Abstract

In the work, cold rolling and annealing were applied to powder plasma arc additively manufactured (CoCrNi)94Al3Ti3 medium-entropy alloy (MEA) to efficiently attain different types of lattice defects and heterogeneous structures, thereby enhancing the strength of the alloy. Tensile tests show that mechanical properties of the MEA were significantly enhanced after cold rolling and annealing treatments compared to the directly deposited alloys. The microstructure and mechanical properties of cold rolled samples (50 % thickness reduction) annealed at 1073–1273 K for 1 h are compared.
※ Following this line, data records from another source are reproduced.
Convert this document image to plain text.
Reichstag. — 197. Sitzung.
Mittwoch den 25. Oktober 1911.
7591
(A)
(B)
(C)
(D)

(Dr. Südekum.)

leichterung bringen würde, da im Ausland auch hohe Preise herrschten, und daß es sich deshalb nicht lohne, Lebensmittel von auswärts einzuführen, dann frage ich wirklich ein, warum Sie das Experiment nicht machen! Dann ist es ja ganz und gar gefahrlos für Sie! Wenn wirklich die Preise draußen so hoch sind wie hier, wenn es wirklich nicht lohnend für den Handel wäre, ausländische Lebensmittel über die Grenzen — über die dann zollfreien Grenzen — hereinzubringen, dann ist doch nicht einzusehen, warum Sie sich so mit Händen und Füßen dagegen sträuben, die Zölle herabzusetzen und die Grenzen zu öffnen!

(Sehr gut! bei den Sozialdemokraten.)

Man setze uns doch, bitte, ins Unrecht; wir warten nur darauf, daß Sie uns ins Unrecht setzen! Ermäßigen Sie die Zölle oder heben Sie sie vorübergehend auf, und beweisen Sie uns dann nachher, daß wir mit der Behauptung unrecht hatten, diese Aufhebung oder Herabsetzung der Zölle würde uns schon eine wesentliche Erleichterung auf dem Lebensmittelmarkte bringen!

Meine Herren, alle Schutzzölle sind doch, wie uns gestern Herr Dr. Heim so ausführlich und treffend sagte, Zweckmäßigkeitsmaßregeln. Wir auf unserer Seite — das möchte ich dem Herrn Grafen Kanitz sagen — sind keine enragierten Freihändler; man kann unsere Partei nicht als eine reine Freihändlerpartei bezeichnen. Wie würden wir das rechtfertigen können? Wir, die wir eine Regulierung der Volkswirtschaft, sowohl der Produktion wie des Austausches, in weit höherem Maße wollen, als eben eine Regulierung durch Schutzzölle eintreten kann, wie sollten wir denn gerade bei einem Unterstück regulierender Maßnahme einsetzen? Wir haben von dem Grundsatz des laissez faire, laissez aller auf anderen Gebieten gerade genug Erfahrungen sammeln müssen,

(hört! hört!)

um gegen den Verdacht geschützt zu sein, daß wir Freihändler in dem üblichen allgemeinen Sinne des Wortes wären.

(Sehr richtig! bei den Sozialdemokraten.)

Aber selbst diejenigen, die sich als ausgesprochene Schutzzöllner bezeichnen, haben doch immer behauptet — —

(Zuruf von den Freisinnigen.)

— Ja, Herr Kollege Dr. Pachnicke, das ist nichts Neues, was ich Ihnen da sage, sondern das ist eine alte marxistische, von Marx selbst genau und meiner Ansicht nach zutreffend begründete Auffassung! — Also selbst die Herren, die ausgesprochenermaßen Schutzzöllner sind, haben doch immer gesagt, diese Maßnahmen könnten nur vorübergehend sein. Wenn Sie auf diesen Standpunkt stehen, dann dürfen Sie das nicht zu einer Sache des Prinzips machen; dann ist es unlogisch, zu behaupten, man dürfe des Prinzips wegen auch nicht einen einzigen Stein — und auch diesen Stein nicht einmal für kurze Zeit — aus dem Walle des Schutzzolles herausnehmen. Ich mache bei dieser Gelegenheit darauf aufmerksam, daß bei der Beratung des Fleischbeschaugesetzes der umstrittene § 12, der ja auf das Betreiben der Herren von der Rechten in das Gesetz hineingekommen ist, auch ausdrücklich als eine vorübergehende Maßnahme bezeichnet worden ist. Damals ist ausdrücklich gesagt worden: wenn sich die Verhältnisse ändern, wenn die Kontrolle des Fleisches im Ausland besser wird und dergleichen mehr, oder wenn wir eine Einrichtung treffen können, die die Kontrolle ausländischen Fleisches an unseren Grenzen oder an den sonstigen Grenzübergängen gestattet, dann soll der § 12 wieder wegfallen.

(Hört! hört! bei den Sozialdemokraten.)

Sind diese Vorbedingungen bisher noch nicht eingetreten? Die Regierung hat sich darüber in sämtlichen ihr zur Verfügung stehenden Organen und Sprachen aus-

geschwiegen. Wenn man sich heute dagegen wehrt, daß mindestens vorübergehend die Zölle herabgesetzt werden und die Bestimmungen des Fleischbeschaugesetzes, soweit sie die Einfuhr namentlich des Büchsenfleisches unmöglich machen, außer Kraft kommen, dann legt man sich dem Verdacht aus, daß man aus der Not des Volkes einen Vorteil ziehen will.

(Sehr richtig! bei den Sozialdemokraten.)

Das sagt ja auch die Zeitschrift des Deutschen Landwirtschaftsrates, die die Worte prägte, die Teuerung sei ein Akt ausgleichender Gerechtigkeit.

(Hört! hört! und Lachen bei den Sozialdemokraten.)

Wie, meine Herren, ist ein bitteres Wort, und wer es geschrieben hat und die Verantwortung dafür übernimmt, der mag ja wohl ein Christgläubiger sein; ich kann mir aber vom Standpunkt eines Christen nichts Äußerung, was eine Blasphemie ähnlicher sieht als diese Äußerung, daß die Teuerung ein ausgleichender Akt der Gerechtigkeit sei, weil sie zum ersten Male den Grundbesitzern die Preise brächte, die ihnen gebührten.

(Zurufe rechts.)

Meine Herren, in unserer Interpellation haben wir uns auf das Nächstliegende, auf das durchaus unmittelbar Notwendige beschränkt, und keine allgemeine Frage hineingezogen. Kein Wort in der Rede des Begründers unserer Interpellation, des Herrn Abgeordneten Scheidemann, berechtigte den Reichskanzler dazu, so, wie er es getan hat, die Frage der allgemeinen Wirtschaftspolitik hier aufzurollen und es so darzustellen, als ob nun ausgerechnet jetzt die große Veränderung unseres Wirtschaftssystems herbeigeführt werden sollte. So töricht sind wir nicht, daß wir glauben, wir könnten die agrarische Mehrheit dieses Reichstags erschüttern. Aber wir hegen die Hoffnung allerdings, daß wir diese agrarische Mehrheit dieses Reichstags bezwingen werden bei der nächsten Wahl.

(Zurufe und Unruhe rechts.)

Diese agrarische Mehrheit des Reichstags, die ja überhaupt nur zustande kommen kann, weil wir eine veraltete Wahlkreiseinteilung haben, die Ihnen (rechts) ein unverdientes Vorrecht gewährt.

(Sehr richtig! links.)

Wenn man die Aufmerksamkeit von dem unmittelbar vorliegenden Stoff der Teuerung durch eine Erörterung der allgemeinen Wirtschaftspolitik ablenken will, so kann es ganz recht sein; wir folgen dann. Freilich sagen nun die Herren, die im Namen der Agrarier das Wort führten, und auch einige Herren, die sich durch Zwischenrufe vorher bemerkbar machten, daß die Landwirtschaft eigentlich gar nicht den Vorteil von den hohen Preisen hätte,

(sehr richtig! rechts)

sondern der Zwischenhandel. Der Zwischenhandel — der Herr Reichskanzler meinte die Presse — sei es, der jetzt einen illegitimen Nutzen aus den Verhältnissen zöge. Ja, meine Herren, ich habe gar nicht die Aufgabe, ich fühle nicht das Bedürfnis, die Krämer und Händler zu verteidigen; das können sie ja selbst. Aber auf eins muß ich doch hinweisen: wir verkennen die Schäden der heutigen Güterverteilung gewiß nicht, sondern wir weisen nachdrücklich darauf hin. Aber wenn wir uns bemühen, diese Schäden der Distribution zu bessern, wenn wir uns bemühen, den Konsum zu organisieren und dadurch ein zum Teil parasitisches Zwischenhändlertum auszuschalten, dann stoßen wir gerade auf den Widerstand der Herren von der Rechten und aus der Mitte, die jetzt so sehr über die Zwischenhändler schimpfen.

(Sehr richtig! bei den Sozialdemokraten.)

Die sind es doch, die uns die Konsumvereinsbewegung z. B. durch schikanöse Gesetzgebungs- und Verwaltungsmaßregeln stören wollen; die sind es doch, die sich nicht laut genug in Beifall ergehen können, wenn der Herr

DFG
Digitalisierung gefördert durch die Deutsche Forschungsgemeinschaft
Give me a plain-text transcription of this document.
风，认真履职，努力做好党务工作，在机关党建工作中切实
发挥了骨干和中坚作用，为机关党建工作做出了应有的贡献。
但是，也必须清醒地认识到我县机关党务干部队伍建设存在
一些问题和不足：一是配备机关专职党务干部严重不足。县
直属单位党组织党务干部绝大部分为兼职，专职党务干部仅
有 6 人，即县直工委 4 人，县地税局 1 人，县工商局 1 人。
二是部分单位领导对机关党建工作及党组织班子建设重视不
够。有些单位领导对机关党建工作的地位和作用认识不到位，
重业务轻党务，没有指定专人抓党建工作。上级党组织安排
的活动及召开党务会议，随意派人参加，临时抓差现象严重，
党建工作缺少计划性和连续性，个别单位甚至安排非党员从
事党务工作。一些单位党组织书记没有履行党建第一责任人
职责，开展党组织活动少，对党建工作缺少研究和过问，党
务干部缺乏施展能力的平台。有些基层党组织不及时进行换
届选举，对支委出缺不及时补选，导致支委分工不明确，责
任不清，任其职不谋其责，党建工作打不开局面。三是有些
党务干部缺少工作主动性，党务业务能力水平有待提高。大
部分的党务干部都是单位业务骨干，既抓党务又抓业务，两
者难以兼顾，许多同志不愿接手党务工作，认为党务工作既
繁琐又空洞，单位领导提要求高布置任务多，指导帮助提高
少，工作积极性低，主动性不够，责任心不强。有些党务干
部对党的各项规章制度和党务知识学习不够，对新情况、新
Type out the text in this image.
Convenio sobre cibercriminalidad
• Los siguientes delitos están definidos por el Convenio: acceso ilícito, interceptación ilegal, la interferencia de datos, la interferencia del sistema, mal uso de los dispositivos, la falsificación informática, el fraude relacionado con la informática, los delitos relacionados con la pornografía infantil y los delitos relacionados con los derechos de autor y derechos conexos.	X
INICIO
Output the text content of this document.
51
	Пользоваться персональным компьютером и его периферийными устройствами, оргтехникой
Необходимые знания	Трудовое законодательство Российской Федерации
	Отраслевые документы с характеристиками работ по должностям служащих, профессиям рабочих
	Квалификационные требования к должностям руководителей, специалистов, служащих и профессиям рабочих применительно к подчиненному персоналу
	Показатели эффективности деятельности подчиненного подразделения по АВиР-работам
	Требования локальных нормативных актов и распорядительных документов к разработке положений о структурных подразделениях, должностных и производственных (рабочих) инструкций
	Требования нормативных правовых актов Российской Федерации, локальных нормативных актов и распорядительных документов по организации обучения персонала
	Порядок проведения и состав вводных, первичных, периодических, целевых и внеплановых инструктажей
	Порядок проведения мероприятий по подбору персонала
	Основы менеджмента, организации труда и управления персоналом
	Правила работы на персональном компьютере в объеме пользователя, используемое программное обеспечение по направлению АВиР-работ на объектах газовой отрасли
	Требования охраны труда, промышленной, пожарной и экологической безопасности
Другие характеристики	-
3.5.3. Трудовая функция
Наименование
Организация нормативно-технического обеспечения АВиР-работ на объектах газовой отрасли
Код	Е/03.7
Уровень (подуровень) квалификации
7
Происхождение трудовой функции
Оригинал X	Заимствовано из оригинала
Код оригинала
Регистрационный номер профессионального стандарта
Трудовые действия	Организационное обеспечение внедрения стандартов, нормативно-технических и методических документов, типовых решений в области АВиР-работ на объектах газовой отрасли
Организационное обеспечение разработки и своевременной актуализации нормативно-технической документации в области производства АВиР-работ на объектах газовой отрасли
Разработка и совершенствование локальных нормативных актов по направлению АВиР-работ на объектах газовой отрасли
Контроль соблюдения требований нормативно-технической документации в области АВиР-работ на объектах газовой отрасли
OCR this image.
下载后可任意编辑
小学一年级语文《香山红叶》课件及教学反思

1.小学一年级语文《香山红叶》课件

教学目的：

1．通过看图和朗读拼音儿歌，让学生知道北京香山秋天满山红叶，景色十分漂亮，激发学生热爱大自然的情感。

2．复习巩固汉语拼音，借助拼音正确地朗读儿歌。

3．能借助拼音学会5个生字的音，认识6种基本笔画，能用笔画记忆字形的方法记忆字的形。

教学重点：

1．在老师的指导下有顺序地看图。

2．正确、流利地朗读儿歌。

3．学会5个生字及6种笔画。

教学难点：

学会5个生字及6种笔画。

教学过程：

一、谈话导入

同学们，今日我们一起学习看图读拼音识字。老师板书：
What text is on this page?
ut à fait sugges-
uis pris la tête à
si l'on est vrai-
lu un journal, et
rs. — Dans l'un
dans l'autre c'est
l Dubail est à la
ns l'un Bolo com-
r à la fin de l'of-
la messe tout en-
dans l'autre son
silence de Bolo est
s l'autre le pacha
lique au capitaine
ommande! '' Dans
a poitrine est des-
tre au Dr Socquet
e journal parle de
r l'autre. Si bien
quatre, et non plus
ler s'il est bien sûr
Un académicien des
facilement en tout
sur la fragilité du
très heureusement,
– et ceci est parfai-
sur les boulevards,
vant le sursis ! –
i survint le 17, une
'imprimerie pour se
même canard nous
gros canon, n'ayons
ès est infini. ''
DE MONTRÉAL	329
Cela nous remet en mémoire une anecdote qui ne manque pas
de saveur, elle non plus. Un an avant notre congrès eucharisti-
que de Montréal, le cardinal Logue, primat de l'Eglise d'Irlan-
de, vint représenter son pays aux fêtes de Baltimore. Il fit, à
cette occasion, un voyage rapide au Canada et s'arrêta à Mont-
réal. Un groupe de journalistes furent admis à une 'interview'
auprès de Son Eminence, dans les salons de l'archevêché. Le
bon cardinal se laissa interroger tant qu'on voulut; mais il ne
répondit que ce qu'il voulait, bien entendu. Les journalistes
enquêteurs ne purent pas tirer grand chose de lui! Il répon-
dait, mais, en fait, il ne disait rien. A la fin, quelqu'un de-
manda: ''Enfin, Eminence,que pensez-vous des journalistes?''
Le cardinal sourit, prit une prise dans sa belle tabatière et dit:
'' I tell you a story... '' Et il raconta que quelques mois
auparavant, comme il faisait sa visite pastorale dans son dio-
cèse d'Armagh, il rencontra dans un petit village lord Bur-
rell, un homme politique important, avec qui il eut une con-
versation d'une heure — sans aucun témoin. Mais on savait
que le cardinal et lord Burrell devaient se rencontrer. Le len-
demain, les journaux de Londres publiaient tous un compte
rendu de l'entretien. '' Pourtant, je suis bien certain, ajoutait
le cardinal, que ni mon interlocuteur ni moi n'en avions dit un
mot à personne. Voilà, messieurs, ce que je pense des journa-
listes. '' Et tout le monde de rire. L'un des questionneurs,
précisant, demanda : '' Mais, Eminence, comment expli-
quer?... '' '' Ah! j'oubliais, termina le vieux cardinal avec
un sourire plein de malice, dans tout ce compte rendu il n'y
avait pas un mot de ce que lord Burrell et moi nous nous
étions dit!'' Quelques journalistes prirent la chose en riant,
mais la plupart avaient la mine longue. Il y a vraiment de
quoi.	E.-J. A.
It has been shown that the MEAs prepared by additive manufacturing accumulate a large amount of deformation energy within the grains during the cold rolling process. This lead to recrystallized grains first nucleating within the original columnar grains, and efficient recrystallization could be realized. At annealing temperatures ≤1173 K, the recrystallized grain size has not been coarsened, the coarse and fine grains formed a heterogeneous grain structure, leading to significant back stress strengthening. TEM observations at different alloys indicate that the formation and increase in the number of multiple lattice defects (SFs, DTs, and L–C locks) is the main reason for the high work-hardening capacity of the alloy. This investigation demonstrates that the combined approach provides a novel means to fabricate high strength and ductile CoCrNi-based MEAs.